The election of Infantino, who holds Swiss and Italian citizenship, and who runs UEFA, European soccer’s governing body, firmly enshrines soccer’s power in the continent. There had been speculation ahead of the vote that the new FIFA’s chief would be more reflective of soccer’s support base in Asia, the Middle East, or Africa.
Prior to the election, FIFA passed a package at its extraordinary congress, to give the session its official name, meant to overhaul the institution.

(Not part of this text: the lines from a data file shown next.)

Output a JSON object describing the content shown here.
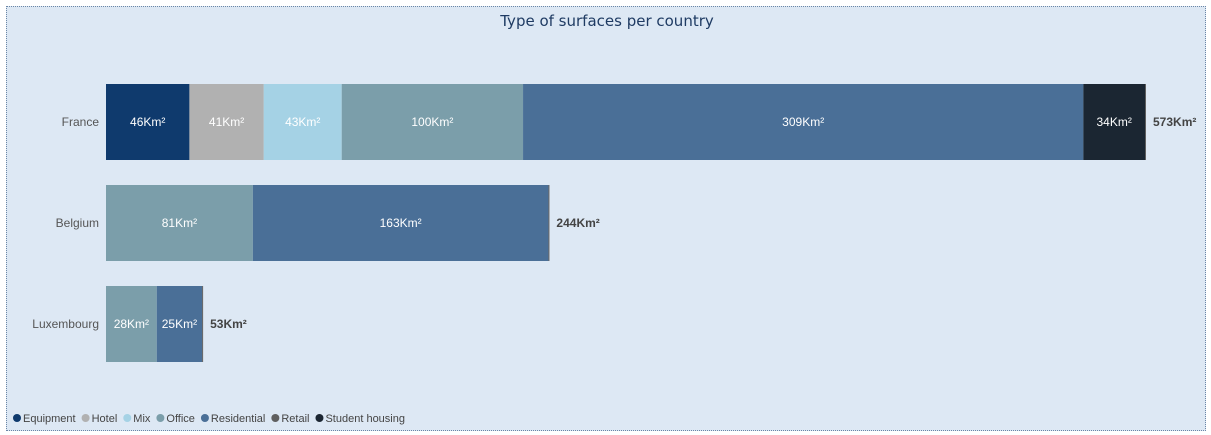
{
  "chart_data": {
    "type": "bar",
    "orientation": "horizontal",
    "stacked": true,
    "title": "Type of surfaces per country",
    "unit": "Km²",
    "categories": [
      "France",
      "Belgium",
      "Luxembourg"
    ],
    "series": [
      {
        "name": "Equipment",
        "color": "#0f3a6d",
        "label_color": "#ffffff",
        "values": [
          46,
          0,
          0
        ]
      },
      {
        "name": "Hotel",
        "color": "#b1b1b1",
        "label_color": "#ffffff",
        "values": [
          41,
          0,
          0
        ]
      },
      {
        "name": "Mix",
        "color": "#a5d2e5",
        "label_color": "#ffffff",
        "values": [
          43,
          0,
          0
        ]
      },
      {
        "name": "Office",
        "color": "#7b9eaa",
        "label_color": "#ffffff",
        "values": [
          100,
          81,
          28
        ]
      },
      {
        "name": "Residential",
        "color": "#4a6f97",
        "label_color": "#ffffff",
        "values": [
          309,
          163,
          25
        ]
      },
      {
        "name": "Retail",
        "color": "#5f5f5f",
        "label_color": "#ffffff",
        "values": [
          0,
          0,
          0
        ]
      },
      {
        "name": "Student housing",
        "color": "#1b2632",
        "label_color": "#ffffff",
        "values": [
          34,
          0,
          0
        ]
      }
    ],
    "totals": [
      573,
      244,
      53
    ],
    "xlim": [
      0,
      573
    ],
    "legend_position": "bottom-left",
    "grid": false
  }
}
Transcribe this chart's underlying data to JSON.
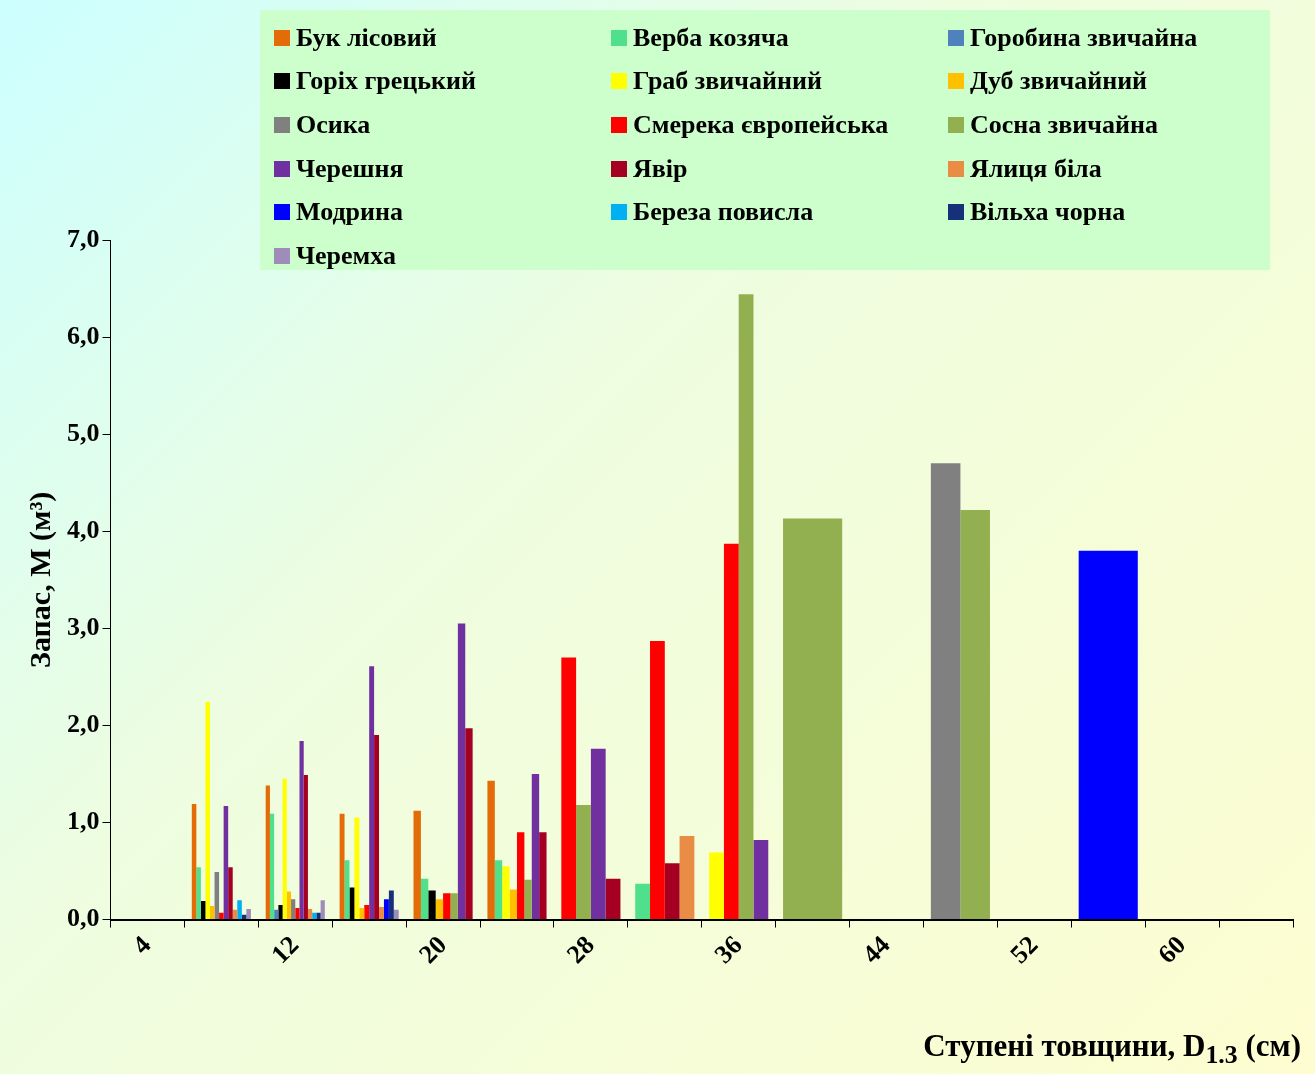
{
  "chart_data": {
    "type": "bar",
    "xlabel": "Ступені товщини, D$_{1.3}$ (см)",
    "ylabel": "Запас, М (м³)",
    "categories": [
      "4",
      null,
      "12",
      null,
      "20",
      null,
      "28",
      null,
      "36",
      null,
      "44",
      null,
      "52",
      null,
      "60",
      null
    ],
    "ylim": [
      0,
      7
    ],
    "yticks": [
      {
        "value": 0,
        "label": "0,0"
      },
      {
        "value": 1,
        "label": "1,0"
      },
      {
        "value": 2,
        "label": "2,0"
      },
      {
        "value": 3,
        "label": "3,0"
      },
      {
        "value": 4,
        "label": "4,0"
      },
      {
        "value": 5,
        "label": "5,0"
      },
      {
        "value": 6,
        "label": "6,0"
      },
      {
        "value": 7,
        "label": "7,0"
      }
    ],
    "grid": false,
    "legend": "top",
    "series": [
      {
        "name": "Бук лісовий",
        "color": "#e36c09",
        "values": [
          null,
          1.19,
          1.38,
          1.09,
          1.12,
          1.43,
          null,
          null,
          null,
          null,
          null,
          null,
          null,
          null,
          null,
          null
        ]
      },
      {
        "name": "Верба козяча",
        "color": "#50e08c",
        "values": [
          null,
          0.54,
          1.09,
          0.61,
          0.42,
          0.61,
          null,
          0.37,
          null,
          null,
          null,
          null,
          null,
          null,
          null,
          null
        ]
      },
      {
        "name": "Горобина звичайна",
        "color": "#4f81bd",
        "values": [
          null,
          null,
          0.1,
          null,
          null,
          null,
          null,
          null,
          null,
          null,
          null,
          null,
          null,
          null,
          null,
          null
        ]
      },
      {
        "name": "Горіх грецький",
        "color": "#000000",
        "values": [
          null,
          0.19,
          0.15,
          0.33,
          0.3,
          null,
          null,
          null,
          null,
          null,
          null,
          null,
          null,
          null,
          null,
          null
        ]
      },
      {
        "name": "Граб звичайний",
        "color": "#ffff00",
        "values": [
          null,
          2.24,
          1.45,
          1.05,
          null,
          0.55,
          null,
          null,
          0.69,
          null,
          null,
          null,
          null,
          null,
          null,
          null
        ]
      },
      {
        "name": "Дуб звичайний",
        "color": "#ffc000",
        "values": [
          null,
          0.14,
          0.29,
          0.12,
          0.21,
          0.31,
          null,
          null,
          null,
          null,
          null,
          null,
          null,
          null,
          null,
          null
        ]
      },
      {
        "name": "Осика",
        "color": "#808080",
        "values": [
          null,
          0.49,
          0.21,
          null,
          null,
          null,
          null,
          null,
          null,
          null,
          null,
          4.7,
          null,
          null,
          null,
          null
        ]
      },
      {
        "name": "Смерека європейська",
        "color": "#ff0000",
        "values": [
          null,
          0.07,
          0.12,
          0.15,
          0.27,
          0.9,
          2.7,
          2.87,
          3.87,
          null,
          null,
          null,
          null,
          null,
          null,
          null
        ]
      },
      {
        "name": "Сосна звичайна",
        "color": "#92b050",
        "values": [
          null,
          null,
          null,
          null,
          0.27,
          0.41,
          1.18,
          null,
          6.44,
          4.13,
          null,
          4.22,
          null,
          null,
          null,
          null
        ]
      },
      {
        "name": "Черешня",
        "color": "#7030a0",
        "values": [
          null,
          1.17,
          1.84,
          2.61,
          3.05,
          1.5,
          1.76,
          null,
          0.82,
          null,
          null,
          null,
          null,
          null,
          null,
          null
        ]
      },
      {
        "name": "Явір",
        "color": "#a50021",
        "values": [
          null,
          0.54,
          1.49,
          1.9,
          1.97,
          0.9,
          0.42,
          0.58,
          null,
          null,
          null,
          null,
          null,
          null,
          null,
          null
        ]
      },
      {
        "name": "Ялиця біла",
        "color": "#e98c45",
        "values": [
          null,
          0.1,
          0.11,
          0.13,
          null,
          null,
          null,
          0.86,
          null,
          null,
          null,
          null,
          null,
          null,
          null,
          null
        ]
      },
      {
        "name": "Модрина",
        "color": "#0000ff",
        "values": [
          null,
          null,
          null,
          0.21,
          null,
          null,
          null,
          null,
          null,
          null,
          null,
          null,
          null,
          3.8,
          null,
          null
        ]
      },
      {
        "name": "Береза повисла",
        "color": "#00b0f0",
        "values": [
          null,
          0.2,
          0.07,
          null,
          null,
          null,
          null,
          null,
          null,
          null,
          null,
          null,
          null,
          null,
          null,
          null
        ]
      },
      {
        "name": "Вільха чорна",
        "color": "#17307a",
        "values": [
          null,
          0.05,
          0.07,
          0.3,
          null,
          null,
          null,
          null,
          null,
          null,
          null,
          null,
          null,
          null,
          null,
          null
        ]
      },
      {
        "name": "Черемха",
        "color": "#a08cb8",
        "values": [
          null,
          0.11,
          0.2,
          0.1,
          null,
          null,
          null,
          null,
          null,
          null,
          null,
          null,
          null,
          null,
          null,
          null
        ]
      }
    ]
  }
}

The way FIFA is governed will be overhauled: FIFA Council replaces ExCo; standing committees reduced from 26 to 9. pic.twitter.com/6zMm6596uU— FIFA Media (@fifamedia) February 26, 2016
Key committees to have at least 50% independent members. Plus eligibility checks for all elected officials by independent Review Committee.— FIFA Media (@fifamedia) February 26, 2016
Separation of power is a crucial part of the reforms. FIFA Council to set strategy, General Secretariat to take everyday business decisions.— FIFA Media (@fifamedia) February 26, 2016
President & Council members to serve maximum term of 3 x 4 years. Compensation for senior figures to be disclosed. pic.twitter.com/Ltf0hG6VKZ— FIFA Media (@fifamedia) February 26, 2016
There will be greater participation & diversity in decision-making including a new Football Stakeholder’s Committee. pic.twitter.com/Cl275BZZCQ— FIFA Media (@fifamedia) February 26, 2016
The changes, which will go into effect in 60 days, appear to address some of the concerns about how FIFA was run—and seem to reflect some of the recommendations made by FIFA’s reform committee in December on ways to overhaul how soccer was governed.